大好きです。もう何回観たことか。
ユーゴスラビアを、まるで遥か昔に存在していた国としているような語り口で描いているところに、監督の国に対する想いが感じられ、また何とも言えない寂寥感が込み上げてくる。
いつか、何十年か経った時に、おそらく人々はかつてユーゴスラビアという国があって…という話をするだろう。そんな時に観るべき映画だと言えるのではないか。
一過性の娯楽としてだけではなく、最初からずっと残り続けていくものを作るという想いを持って制作に着手しているからこその一大スペクタクルであり、叙情詩なのだと思う。そんな想いでもって作られた映画はそうはないはず。だからすごい。
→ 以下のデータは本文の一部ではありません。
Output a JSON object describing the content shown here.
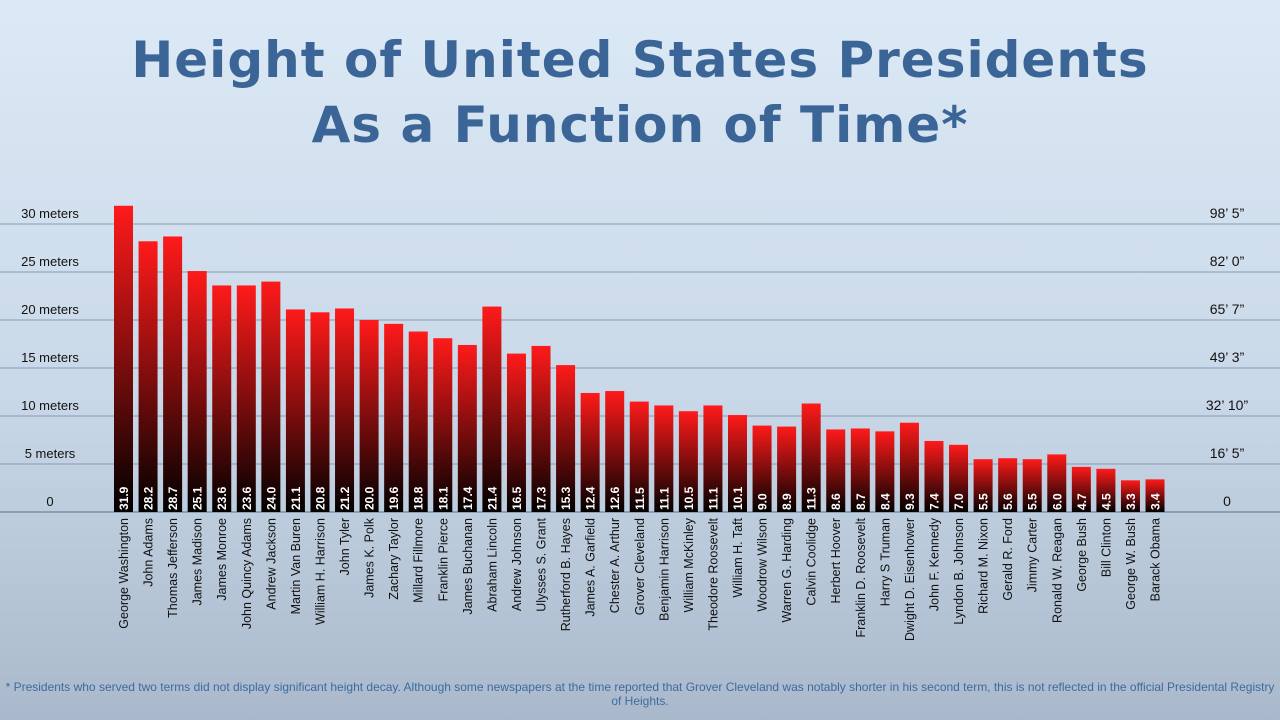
{
  "title_line1": "Height of United States Presidents",
  "title_line2": "As a Function of Time*",
  "footnote": "* Presidents who served two terms did not display significant height decay. Although some newspapers at the time reported that Grover Cleveland was notably shorter in his second term, this is not reflected in the official Presidental Registry of Heights.",
  "colors": {
    "title": "#3b6596",
    "bar_top": "#ff1a1a",
    "bar_bottom": "#000000",
    "grid": "#8a9bb2",
    "axis_text": "#111111"
  },
  "chart_data": {
    "type": "bar",
    "title": "Height of United States Presidents As a Function of Time*",
    "ylim": [
      0,
      30
    ],
    "y_ticks_left": [
      {
        "value": 0,
        "label": "0"
      },
      {
        "value": 5,
        "label": "5 meters"
      },
      {
        "value": 10,
        "label": "10 meters"
      },
      {
        "value": 15,
        "label": "15 meters"
      },
      {
        "value": 20,
        "label": "20 meters"
      },
      {
        "value": 25,
        "label": "25 meters"
      },
      {
        "value": 30,
        "label": "30 meters"
      }
    ],
    "y_ticks_right": [
      {
        "value": 0,
        "label": "0"
      },
      {
        "value": 5,
        "label": "16’ 5”"
      },
      {
        "value": 10,
        "label": "32’ 10”"
      },
      {
        "value": 15,
        "label": "49’ 3”"
      },
      {
        "value": 20,
        "label": "65’ 7”"
      },
      {
        "value": 25,
        "label": "82’ 0”"
      },
      {
        "value": 30,
        "label": "98’ 5”"
      }
    ],
    "grid": true,
    "categories": [
      "George Washington",
      "John Adams",
      "Thomas Jefferson",
      "James Madison",
      "James Monroe",
      "John Quincy Adams",
      "Andrew Jackson",
      "Martin Van Buren",
      "William H. Harrison",
      "John Tyler",
      "James K. Polk",
      "Zachary Taylor",
      "Millard Fillmore",
      "Franklin Pierce",
      "James Buchanan",
      "Abraham Lincoln",
      "Andrew Johnson",
      "Ulysses S. Grant",
      "Rutherford B. Hayes",
      "James A. Garfield",
      "Chester A. Arthur",
      "Grover Cleveland",
      "Benjamin Harrison",
      "William McKinley",
      "Theodore Roosevelt",
      "William H. Taft",
      "Woodrow Wilson",
      "Warren G. Harding",
      "Calvin Coolidge",
      "Herbert Hoover",
      "Franklin D. Roosevelt",
      "Harry S Truman",
      "Dwight D. Eisenhower",
      "John F. Kennedy",
      "Lyndon B. Johnson",
      "Richard M. Nixon",
      "Gerald R. Ford",
      "Jimmy Carter",
      "Ronald W. Reagan",
      "George Bush",
      "Bill Clinton",
      "George W. Bush",
      "Barack Obama"
    ],
    "values": [
      31.9,
      28.2,
      28.7,
      25.1,
      23.6,
      23.6,
      24.0,
      21.1,
      20.8,
      21.2,
      20.0,
      19.6,
      18.8,
      18.1,
      17.4,
      21.4,
      16.5,
      17.3,
      15.3,
      12.4,
      12.6,
      11.5,
      11.1,
      10.5,
      11.1,
      10.1,
      9.0,
      8.9,
      11.3,
      8.6,
      8.7,
      8.4,
      9.3,
      7.4,
      7.0,
      5.5,
      5.6,
      5.5,
      6.0,
      4.7,
      4.5,
      3.3,
      3.4
    ],
    "value_labels": [
      "31.9",
      "28.2",
      "28.7",
      "25.1",
      "23.6",
      "23.6",
      "24.0",
      "21.1",
      "20.8",
      "21.2",
      "20.0",
      "19.6",
      "18.8",
      "18.1",
      "17.4",
      "21.4",
      "16.5",
      "17.3",
      "15.3",
      "12.4",
      "12.6",
      "11.5",
      "11.1",
      "10.5",
      "11.1",
      "10.1",
      "9.0",
      "8.9",
      "11.3",
      "8.6",
      "8.7",
      "8.4",
      "9.3",
      "7.4",
      "7.0",
      "5.5",
      "5.6",
      "5.5",
      "6.0",
      "4.7",
      "4.5",
      "3.3",
      "3.4"
    ]
  }
}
最後の戦争のシーンはクロアチア紛争だろうか。かつての同志であるマルコとクロが両者に分かれて争い、イヴァンが兄マルコを杖で殴るシーンはユーゴスラビアの歴史を分かりやすく表しており、イヴァンをそこに導いた地下通路の使い方も上手いと思う。
そして、亡国の歴史を陽気に彩る歌と踊りが胸を打つ。クストリッツァの映画は皆そうだけど、あの陽気さの前では少々現実離れしていても、そんなことは大した問題ではないのだ。
そして、ミリャナ・ヤコヴィッチの美貌よ。最初に観た時から思ってたけど、やっぱり宮沢りえにしか見えない。